Closed cabral closed 7 years ago
I successfully filtered records from congresspeople using a spreadsheet available here (source: http://www2.camara.leg.br/deputados/pesquisa). Unfortunately, this list includes just those in the current term, elected or just active as substitute.
import numpy as pd
import pandas as pd
data = pd.read_csv('../data/2016-08-08-current-year.xz',
parse_dates=[16],
dtype={'document_id': np.str,
'congressperson_id': np.str,
'congressperson_document': np.str,
'term_id': np.str,
'cnpj_cpf': np.str,
'reimbursement_number': np.str})
congresspeople = pd.read_excel('../data/deputado.xls')
is_individual_document = \
data['congressperson_name'].isin(congresspeople['Nome Parlamentar'])
data = data[is_individual_document]
I guess this issue is soved: we can filter (as exemplified above) and we found out that CEAP (check CEAP.md) has extra allowances for party leadership, government leadership etc. If I'm wrong feel free to re-open this topic.
reimbursements[reimbursements['congressperson_id'].notnull()]
will return records just in the name of a congressperson, removing leaderships.

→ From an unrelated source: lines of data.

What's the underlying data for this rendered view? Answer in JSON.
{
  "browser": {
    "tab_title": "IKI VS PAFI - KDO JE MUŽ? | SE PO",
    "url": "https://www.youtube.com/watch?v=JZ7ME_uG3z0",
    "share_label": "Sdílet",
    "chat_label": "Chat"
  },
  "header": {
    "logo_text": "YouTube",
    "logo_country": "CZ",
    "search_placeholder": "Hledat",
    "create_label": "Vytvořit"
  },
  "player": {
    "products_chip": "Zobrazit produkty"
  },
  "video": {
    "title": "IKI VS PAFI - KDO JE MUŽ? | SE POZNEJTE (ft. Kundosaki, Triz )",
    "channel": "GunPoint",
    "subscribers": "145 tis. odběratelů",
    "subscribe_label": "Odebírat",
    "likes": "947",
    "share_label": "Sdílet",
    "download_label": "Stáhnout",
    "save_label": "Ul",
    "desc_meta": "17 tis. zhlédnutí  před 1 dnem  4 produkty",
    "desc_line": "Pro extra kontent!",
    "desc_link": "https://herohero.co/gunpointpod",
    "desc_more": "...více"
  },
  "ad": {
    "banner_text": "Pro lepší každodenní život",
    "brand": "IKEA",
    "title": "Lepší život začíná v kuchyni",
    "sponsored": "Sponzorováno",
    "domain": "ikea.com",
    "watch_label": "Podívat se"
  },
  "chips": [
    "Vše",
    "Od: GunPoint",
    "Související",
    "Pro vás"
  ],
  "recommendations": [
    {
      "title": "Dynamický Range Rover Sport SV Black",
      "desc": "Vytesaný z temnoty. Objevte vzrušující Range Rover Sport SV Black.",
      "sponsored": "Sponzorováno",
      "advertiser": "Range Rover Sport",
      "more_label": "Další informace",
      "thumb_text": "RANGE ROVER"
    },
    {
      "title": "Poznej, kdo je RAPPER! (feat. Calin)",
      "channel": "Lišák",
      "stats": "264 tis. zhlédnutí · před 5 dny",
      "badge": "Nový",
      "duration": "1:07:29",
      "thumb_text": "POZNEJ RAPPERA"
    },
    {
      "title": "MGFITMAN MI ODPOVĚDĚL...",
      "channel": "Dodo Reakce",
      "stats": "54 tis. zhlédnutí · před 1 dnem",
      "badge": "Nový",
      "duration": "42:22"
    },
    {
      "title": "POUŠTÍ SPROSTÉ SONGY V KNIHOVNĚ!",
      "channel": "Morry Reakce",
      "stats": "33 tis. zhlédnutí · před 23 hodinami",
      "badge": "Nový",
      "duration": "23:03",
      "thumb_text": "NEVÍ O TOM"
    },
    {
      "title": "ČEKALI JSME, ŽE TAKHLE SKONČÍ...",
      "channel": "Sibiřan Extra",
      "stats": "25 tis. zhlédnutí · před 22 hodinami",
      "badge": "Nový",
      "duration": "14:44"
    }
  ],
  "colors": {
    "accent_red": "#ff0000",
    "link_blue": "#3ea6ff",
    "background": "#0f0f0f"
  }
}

Problem: If you divide 213 million(the amount of the quota used per year) by 266 thousand (the average amount used per congressperson) the result is 800 people. The number is 287 higher than the total of 513 congressperson in activity (list of congressperson ) The number of 800 have alternates of congressperson, leaderships of the PSDB and PT parties and also have some questions like: who is SDD ?